We rely on one Lord, Jesus Christ, the only Son of God, eternally begotten of the Father, God from God, Light from light, true God from true God, begotten, not made, of one Being with the Father; through him all things were made. For us and for our salvation, he came down from heaven, was incarnate of the Holy Spirit and the virgin Mary and became truly human. For our sake he was crucified under Pontius Pilate; he suffered death and was buried. On the third day he rose again in accordance with the scriptures; he ascended into heaven and is seated at the right hand of the Father. He will come again in glory to judge the living and the dead, and his kingdom will have no end.

We rely on the Holy Spirit, the Lord, the giver of life, who proceeds from the Father ad the Son, who with the Father and the Son is worshiped and glorified, who has spoken through the prophets. We rely on one holy catholic and apostolic church. We acknowledge one baptism for the forgiveness of sins. We look for the resurrection of the dead, and the life of the world to come. Amen.

We are committed to one God, the Father, the Almighty, maker of heaven and earth, of all that is, seen and unseen.

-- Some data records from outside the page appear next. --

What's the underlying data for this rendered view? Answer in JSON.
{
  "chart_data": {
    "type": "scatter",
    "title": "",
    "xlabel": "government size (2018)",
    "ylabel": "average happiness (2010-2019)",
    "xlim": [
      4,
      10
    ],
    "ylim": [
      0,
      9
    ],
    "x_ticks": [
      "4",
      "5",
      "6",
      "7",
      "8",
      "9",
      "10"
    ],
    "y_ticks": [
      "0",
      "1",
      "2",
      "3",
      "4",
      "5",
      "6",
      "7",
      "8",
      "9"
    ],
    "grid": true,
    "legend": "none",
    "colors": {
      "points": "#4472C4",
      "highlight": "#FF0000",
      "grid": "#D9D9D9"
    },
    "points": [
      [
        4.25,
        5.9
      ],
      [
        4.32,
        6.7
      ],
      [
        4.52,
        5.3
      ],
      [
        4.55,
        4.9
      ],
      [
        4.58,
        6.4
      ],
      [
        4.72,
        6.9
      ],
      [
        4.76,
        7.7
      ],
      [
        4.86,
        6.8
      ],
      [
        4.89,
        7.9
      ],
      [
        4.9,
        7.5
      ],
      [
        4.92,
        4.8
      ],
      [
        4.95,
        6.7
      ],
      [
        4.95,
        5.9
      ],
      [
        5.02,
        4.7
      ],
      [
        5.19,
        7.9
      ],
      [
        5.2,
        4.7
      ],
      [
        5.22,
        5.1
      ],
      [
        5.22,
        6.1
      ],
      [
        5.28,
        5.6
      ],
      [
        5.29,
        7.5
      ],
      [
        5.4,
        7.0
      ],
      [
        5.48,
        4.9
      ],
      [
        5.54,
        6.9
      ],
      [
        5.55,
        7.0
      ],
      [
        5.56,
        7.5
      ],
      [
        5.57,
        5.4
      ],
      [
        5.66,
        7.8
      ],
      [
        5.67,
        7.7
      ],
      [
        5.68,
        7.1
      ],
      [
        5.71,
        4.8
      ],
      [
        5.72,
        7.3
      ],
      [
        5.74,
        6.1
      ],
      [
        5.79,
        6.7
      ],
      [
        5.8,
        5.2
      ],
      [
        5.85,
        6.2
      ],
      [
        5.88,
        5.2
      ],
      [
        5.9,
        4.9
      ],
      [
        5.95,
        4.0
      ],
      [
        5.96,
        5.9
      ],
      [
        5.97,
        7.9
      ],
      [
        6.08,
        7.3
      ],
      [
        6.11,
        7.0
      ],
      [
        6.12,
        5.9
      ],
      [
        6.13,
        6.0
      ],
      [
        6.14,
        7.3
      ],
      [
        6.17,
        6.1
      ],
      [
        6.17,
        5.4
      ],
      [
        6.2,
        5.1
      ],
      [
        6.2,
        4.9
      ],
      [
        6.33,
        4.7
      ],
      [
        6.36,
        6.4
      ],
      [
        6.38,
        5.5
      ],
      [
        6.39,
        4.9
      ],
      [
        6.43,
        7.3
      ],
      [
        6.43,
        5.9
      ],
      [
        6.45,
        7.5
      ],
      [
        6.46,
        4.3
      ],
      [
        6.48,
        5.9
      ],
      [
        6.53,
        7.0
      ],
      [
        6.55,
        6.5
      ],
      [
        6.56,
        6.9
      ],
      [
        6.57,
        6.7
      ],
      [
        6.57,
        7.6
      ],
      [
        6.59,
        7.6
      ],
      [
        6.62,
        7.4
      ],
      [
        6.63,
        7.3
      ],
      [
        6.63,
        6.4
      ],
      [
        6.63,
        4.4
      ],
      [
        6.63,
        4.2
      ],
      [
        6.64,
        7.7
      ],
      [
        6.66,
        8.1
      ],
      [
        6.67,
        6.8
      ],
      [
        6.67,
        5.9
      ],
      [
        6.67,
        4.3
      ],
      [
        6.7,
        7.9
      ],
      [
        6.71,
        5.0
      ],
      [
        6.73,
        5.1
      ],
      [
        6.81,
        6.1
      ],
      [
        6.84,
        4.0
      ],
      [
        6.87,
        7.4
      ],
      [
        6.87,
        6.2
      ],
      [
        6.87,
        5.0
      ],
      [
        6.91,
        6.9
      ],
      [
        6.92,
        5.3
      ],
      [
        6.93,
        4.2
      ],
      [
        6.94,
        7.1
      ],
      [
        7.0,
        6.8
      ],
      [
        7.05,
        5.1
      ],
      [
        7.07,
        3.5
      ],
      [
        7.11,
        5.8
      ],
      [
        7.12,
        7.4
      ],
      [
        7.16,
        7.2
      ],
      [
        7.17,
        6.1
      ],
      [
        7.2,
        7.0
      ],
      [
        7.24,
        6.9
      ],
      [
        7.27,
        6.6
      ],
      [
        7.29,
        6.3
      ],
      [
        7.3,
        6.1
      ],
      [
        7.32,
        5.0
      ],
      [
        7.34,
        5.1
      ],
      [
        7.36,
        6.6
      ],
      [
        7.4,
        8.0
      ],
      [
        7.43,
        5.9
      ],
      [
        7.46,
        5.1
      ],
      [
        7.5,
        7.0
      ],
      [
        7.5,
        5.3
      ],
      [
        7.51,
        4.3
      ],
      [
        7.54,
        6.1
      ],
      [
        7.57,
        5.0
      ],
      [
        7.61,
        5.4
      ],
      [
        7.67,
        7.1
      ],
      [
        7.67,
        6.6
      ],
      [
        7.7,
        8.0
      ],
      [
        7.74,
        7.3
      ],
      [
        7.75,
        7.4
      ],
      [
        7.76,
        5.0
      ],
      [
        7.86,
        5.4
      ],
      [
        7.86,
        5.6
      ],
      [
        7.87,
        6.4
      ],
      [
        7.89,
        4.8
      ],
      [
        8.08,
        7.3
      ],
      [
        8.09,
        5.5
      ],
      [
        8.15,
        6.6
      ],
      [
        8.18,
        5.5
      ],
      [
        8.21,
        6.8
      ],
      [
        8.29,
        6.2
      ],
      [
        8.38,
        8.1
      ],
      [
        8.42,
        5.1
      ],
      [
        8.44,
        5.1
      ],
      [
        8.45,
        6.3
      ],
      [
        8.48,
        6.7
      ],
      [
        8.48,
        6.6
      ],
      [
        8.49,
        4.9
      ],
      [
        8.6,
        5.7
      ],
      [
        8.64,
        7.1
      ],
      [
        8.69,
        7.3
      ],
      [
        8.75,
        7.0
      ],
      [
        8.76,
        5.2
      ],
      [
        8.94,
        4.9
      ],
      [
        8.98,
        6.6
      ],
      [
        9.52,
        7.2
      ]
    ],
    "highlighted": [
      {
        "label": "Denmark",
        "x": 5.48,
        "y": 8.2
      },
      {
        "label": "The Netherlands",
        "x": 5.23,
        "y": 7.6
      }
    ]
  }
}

We are committed to one Lord, Jesus Christ, the only Son of God, eternally begotten of the Father, God from God, Light from light, true God from true God, begotten, not made, of one Being with the Father; through him all things were made. For us and for our salvation, he came down from heaven, was incarnate of the Holy Spirit and the virgin Mary and became truly human. For our sake he was crucified under Pontius Pilate; he suffered death and was buried. On the third day he rose again in accordance with the scriptures; he ascended into heaven and is seated at the right hand of the Father. He will come again in glory to judge the living and the dead, and his kingdom will have no end.

We are committed to the Holy Spirit, the Lord, the giver of life, who proceeds from the Father ad the Son, who with the Father and the Son is worshiped and glorified, who has spoken through the prophets. We are committed to one holy catholic and apostolic church. We acknowledge one baptism for the forgiveness of sins. We look for the resurrection of the dead, and the life of the world to come. Amen.

How would using one of these versions affect how we understand what we are doing when we recite the creed in worship? How might it affect how we see our Christian faith?

One benefit may be that it moves what we confess in the creed out of being a matter of ideas we accept and more clearly into being our ground for life, the one in whom we live and move and have our being.

Please feel free to share your thoughts on what such a shift in language might mean.